Constance Edwards Scopelitis-Demons Large and Small

My concept surrounds the pitiable character (in us all) who starts out strong with a clean slate, loses steam, gets distracted or addicted and ends up making a mess of things. By the time there is an awakening there may be no repairing the damage. We can exit having redeemed ourselves through repentance, good deeds, etc but our trail of tears follows us in to our graves.

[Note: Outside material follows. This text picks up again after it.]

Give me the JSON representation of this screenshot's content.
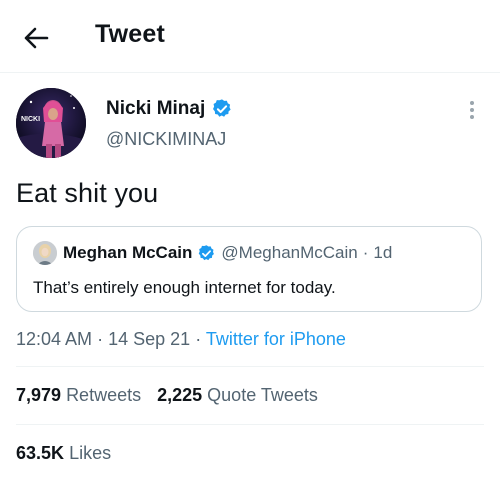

Our lives might read like a mental patient’s doodle pad. Instead of having kept a journal we tattoo our history on our bodies for the entire world to read. Again, pity the person who lives with the embarrassment of being read as a 15 year old (remember the tat of your name on your neck in case you had to look in the mirror to remember who you were?).

Judgment is a funny thing, so easy to inflict so painful to receive. If I were to be defined by the visual art I made 30 years ago, I would burn my brushes. Maybe, I’m just waxing on the power of now. If you thought now was all you had would you tattoo your boyfriend’s name on your ass? Would you tattoo a cross on your back if you had not yet the time to discover another god or prophet? Perhaps most would be rendered frozen, impotent to express anything for fear of being considered trite in the future. But, for us who are brave risk takers perhaps NOW demands commitment and “what the fuck”. There are those who’s genius of youth follows them all the days of their lives. I could handle being judged by the music and lyrics of “Can’t Get No Satisfaction”. If I had to sing it for 50 years I might have to cut my throat.

We don’t know whom a person is by outside appearances. Living in NY is an eye opener because you may be on the subway sitting next to the octogenarian who is credited with having introduced Women’s Studies to the college curriculum. You could be living next door to an artist who had a show in the MOMA during the ’70s. You could be inviting your Super in to your apartment, unaware they served time for rape 30 years ago. You could be admiring an old black daddy at a bar and overhear his lying about being a musician with Miles Davis. It’s too pitiful to bust him. He is so out of touch he doesn’t understand the power of Google on a smart phone.

I remember the first time I learned black folks can be just as prejudiced as whites. Ouch. You don’t know how liberal a pretty blonde can be and you don’t know how conservative a black person might be.

The point is we are like onions with many layers. To be human is to be fallible, faulty, fabulous, and fucked.

Digital Art Media

Constance Edwards Scopelitis- All Life's a Stage

Remaining relevant in one’s own time and keeping one’s finger on the pulse are two credos I keep alive in my artist psyche.

Having had superb formal training at such places as the Art Students League in NYC and having studied with a giant in the art world like Isabel Bishop, I have a foundation for launching in to the 21st c with new ideas of what it means to be a figurative painter.

The impact live performance arts have on an audience is part of the inspiration personally driving me. How can the pursuit of intellectual thought and narratives be interwoven within the structure of two-dimensional painting? Can the historical standard of beauty in “paint for paint’s sake” be truly mixed with contemporary technological media?

My challenge has been to execute work that stands as an authentic oil painting, whether the multimedia feature is experienced or not. I have no interest in imitating life and nature for its own sake. I am a storyteller. My videos are providing an extra “layer” of narrative so that now my stories can be more powerful.